Sacramento Kings second-year player Skal Labissiere was expected to play more minutes this season once DeMarcus Cousins was traded.
Labissiere has made a significant impact on his squad when he is on the court. According to NBA Math and his team’s on-off factors, the Kings would have a 55.4 winning percentage based on how they’ve played when their 6-foot-11 big man is on the court.
But with him off the court, their winning percentage would be closer to 18.4 percent based on the metric.
Though the correlation may not be exact, when Labissiere is on the court, rookie point guard De’Aaron Fox has scored 19.0 points per 36 minutes. When Labissiere is off the court, though, Fox averages 12.9 points per 36 minutes.
His plus-minus and net rating are both the third-best on his squad and the best among players on Sacramento who have played significant minutes.
Looking in deeper context, Labissiere leads all players from his draft class in field goals made between eight and sixteen feet.
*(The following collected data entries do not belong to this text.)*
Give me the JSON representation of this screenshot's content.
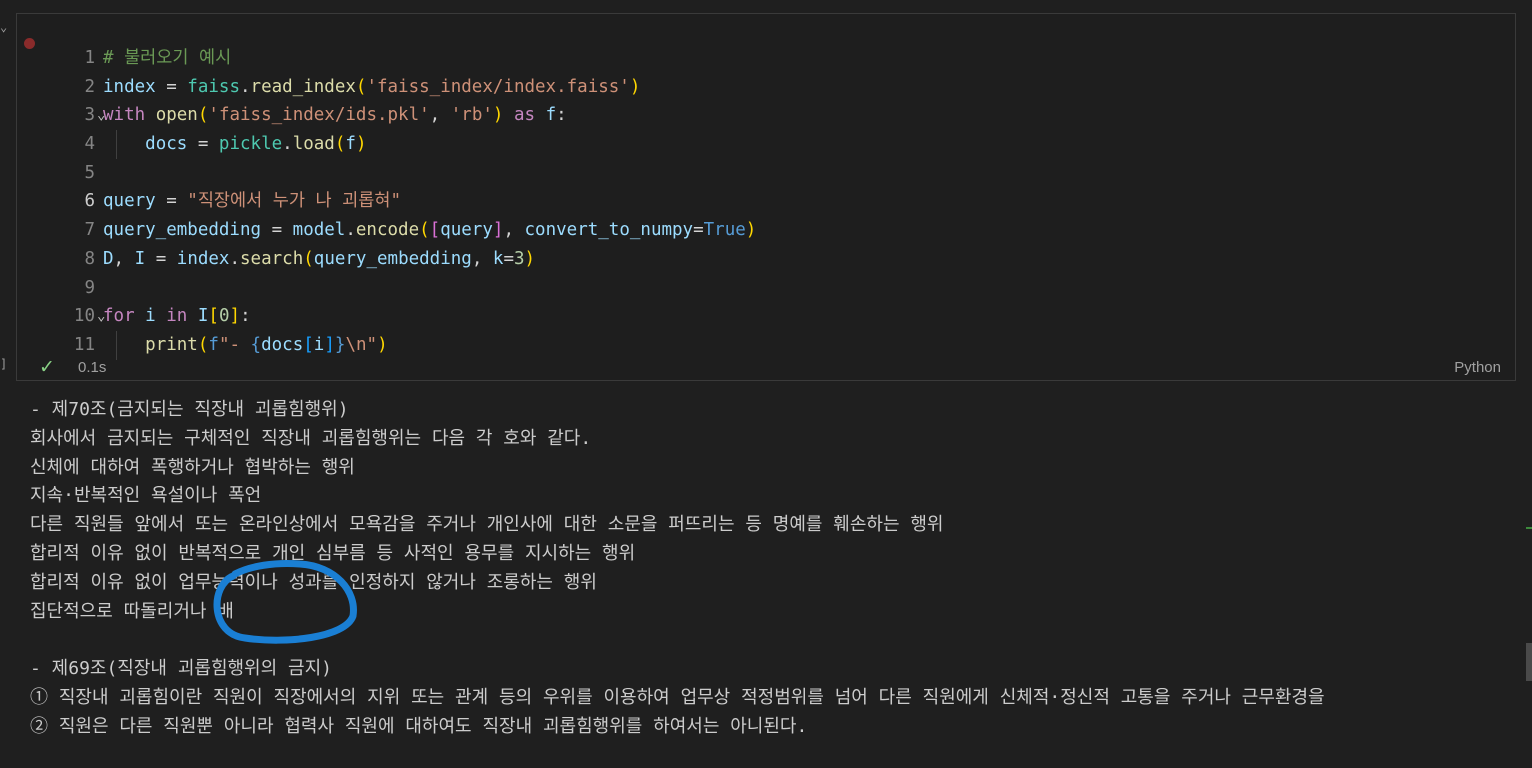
{
  "cell": {
    "lines": [
      {
        "no": "1",
        "tokens": [
          {
            "t": "# 불러오기 예시",
            "c": "cm"
          }
        ]
      },
      {
        "no": "2",
        "tokens": [
          {
            "t": "index",
            "c": "v"
          },
          {
            "t": " = ",
            "c": "p"
          },
          {
            "t": "faiss",
            "c": "c"
          },
          {
            "t": ".",
            "c": "p"
          },
          {
            "t": "read_index",
            "c": "f"
          },
          {
            "t": "(",
            "c": "b1"
          },
          {
            "t": "'faiss_index/index.faiss'",
            "c": "s"
          },
          {
            "t": ")",
            "c": "b1"
          }
        ]
      },
      {
        "no": "3",
        "fold": true,
        "tokens": [
          {
            "t": "with",
            "c": "k"
          },
          {
            "t": " ",
            "c": "p"
          },
          {
            "t": "open",
            "c": "f"
          },
          {
            "t": "(",
            "c": "b1"
          },
          {
            "t": "'faiss_index/ids.pkl'",
            "c": "s"
          },
          {
            "t": ", ",
            "c": "p"
          },
          {
            "t": "'rb'",
            "c": "s"
          },
          {
            "t": ")",
            "c": "b1"
          },
          {
            "t": " ",
            "c": "p"
          },
          {
            "t": "as",
            "c": "k"
          },
          {
            "t": " ",
            "c": "p"
          },
          {
            "t": "f",
            "c": "v"
          },
          {
            "t": ":",
            "c": "p"
          }
        ]
      },
      {
        "no": "4",
        "guide": true,
        "tokens": [
          {
            "t": "    ",
            "c": "p"
          },
          {
            "t": "docs",
            "c": "v"
          },
          {
            "t": " = ",
            "c": "p"
          },
          {
            "t": "pickle",
            "c": "c"
          },
          {
            "t": ".",
            "c": "p"
          },
          {
            "t": "load",
            "c": "f"
          },
          {
            "t": "(",
            "c": "b1"
          },
          {
            "t": "f",
            "c": "v"
          },
          {
            "t": ")",
            "c": "b1"
          }
        ]
      },
      {
        "no": "5",
        "tokens": []
      },
      {
        "no": "6",
        "active": true,
        "tokens": [
          {
            "t": "query",
            "c": "v"
          },
          {
            "t": " = ",
            "c": "p"
          },
          {
            "t": "\"직장에서 누가 나 괴롭혀\"",
            "c": "s"
          }
        ]
      },
      {
        "no": "7",
        "tokens": [
          {
            "t": "query_embedding",
            "c": "v"
          },
          {
            "t": " = ",
            "c": "p"
          },
          {
            "t": "model",
            "c": "v"
          },
          {
            "t": ".",
            "c": "p"
          },
          {
            "t": "encode",
            "c": "f"
          },
          {
            "t": "(",
            "c": "b1"
          },
          {
            "t": "[",
            "c": "b2"
          },
          {
            "t": "query",
            "c": "v"
          },
          {
            "t": "]",
            "c": "b2"
          },
          {
            "t": ", ",
            "c": "p"
          },
          {
            "t": "convert_to_numpy",
            "c": "v"
          },
          {
            "t": "=",
            "c": "p"
          },
          {
            "t": "True",
            "c": "kb"
          },
          {
            "t": ")",
            "c": "b1"
          }
        ]
      },
      {
        "no": "8",
        "tokens": [
          {
            "t": "D",
            "c": "v"
          },
          {
            "t": ", ",
            "c": "p"
          },
          {
            "t": "I",
            "c": "v"
          },
          {
            "t": " = ",
            "c": "p"
          },
          {
            "t": "index",
            "c": "v"
          },
          {
            "t": ".",
            "c": "p"
          },
          {
            "t": "search",
            "c": "f"
          },
          {
            "t": "(",
            "c": "b1"
          },
          {
            "t": "query_embedding",
            "c": "v"
          },
          {
            "t": ", ",
            "c": "p"
          },
          {
            "t": "k",
            "c": "v"
          },
          {
            "t": "=",
            "c": "p"
          },
          {
            "t": "3",
            "c": "n"
          },
          {
            "t": ")",
            "c": "b1"
          }
        ]
      },
      {
        "no": "9",
        "tokens": []
      },
      {
        "no": "10",
        "fold": true,
        "tokens": [
          {
            "t": "for",
            "c": "k"
          },
          {
            "t": " ",
            "c": "p"
          },
          {
            "t": "i",
            "c": "v"
          },
          {
            "t": " ",
            "c": "p"
          },
          {
            "t": "in",
            "c": "k"
          },
          {
            "t": " ",
            "c": "p"
          },
          {
            "t": "I",
            "c": "v"
          },
          {
            "t": "[",
            "c": "b1"
          },
          {
            "t": "0",
            "c": "n"
          },
          {
            "t": "]",
            "c": "b1"
          },
          {
            "t": ":",
            "c": "p"
          }
        ]
      },
      {
        "no": "11",
        "guide": true,
        "tokens": [
          {
            "t": "    ",
            "c": "p"
          },
          {
            "t": "print",
            "c": "f"
          },
          {
            "t": "(",
            "c": "b1"
          },
          {
            "t": "f",
            "c": "kb"
          },
          {
            "t": "\"- ",
            "c": "s"
          },
          {
            "t": "{",
            "c": "kb"
          },
          {
            "t": "docs",
            "c": "v"
          },
          {
            "t": "[",
            "c": "b3"
          },
          {
            "t": "i",
            "c": "v"
          },
          {
            "t": "]",
            "c": "b3"
          },
          {
            "t": "}",
            "c": "kb"
          },
          {
            "t": "\\n",
            "c": "s"
          },
          {
            "t": "\"",
            "c": "s"
          },
          {
            "t": ")",
            "c": "b1"
          }
        ]
      }
    ],
    "status": {
      "time": "0.1s",
      "language": "Python"
    }
  },
  "output": {
    "lines": [
      "- 제70조(금지되는 직장내 괴롭힘행위)",
      "회사에서 금지되는 구체적인 직장내 괴롭힘행위는 다음 각 호와 같다.",
      "신체에 대하여 폭행하거나 협박하는 행위",
      "지속·반복적인 욕설이나 폭언",
      "다른 직원들 앞에서 또는 온라인상에서 모욕감을 주거나 개인사에 대한 소문을 퍼뜨리는 등 명예를 훼손하는 행위",
      "합리적 이유 없이 반복적으로 개인 심부름 등 사적인 용무를 지시하는 행위",
      "합리적 이유 없이 업무능력이나 성과를 인정하지 않거나 조롱하는 행위",
      "집단적으로 따돌리거나 배",
      "",
      "- 제69조(직장내 괴롭힘행위의 금지)",
      "① 직장내 괴롭힘이란 직원이 직장에서의 지위 또는 관계 등의 우위를 이용하여 업무상 적정범위를 넘어 다른 직원에게 신체적·정신적 고통을 주거나 근무환경을",
      "② 직원은 다른 직원뿐 아니라 협력사 직원에 대하여도 직장내 괴롭힘행위를 하여서는 아니된다."
    ]
  },
  "colors": {
    "annotation": "#1a7fd4",
    "check": "#89d185",
    "breakpoint": "#8a2b2b"
  }
}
He ranks Top 5 among sophomores in mid-range field goals made. The only second-year player with more field goals made in the non-restricted area of the paint is Jamal Murray.
So why has he played a smaller role for the Kings recently? Here is one explanation provided by team insider Jason Jones (via Sacramento Bee):
“Matchups have made it tough to find time for Labissiere with teams using small forwards in the power forward spot … It’s not the only kind of mismatch that could be problematic for Labissiere, who at 6-11 can struggle against bigger power forwards, too.”
Even though he has a nearly identical usage, his splits have been fascinating when comparing his starting position. As such, it may be best to keep him in the spot-matchup role that he has provided.
When he comes in to play, he often provides a quick and necessary spark for Sacramento.
For example, his assist rate off the bench (9.7 percent) is higher than when he is a starter (5.6 percent) while his turnover rate in the second-unit (19.4 percent) is better than when he plays with the first unit (28.6 percent) as well.
As a defender, he has had a more effective steal rate and block rate when he comes off the bench.
Even though his plus-minus makes it seem like he could be best suited as a starter, a deeper dive can sometimes show why coaches make the decision that they do. It maximizes production while also allowing him to develop his confidence.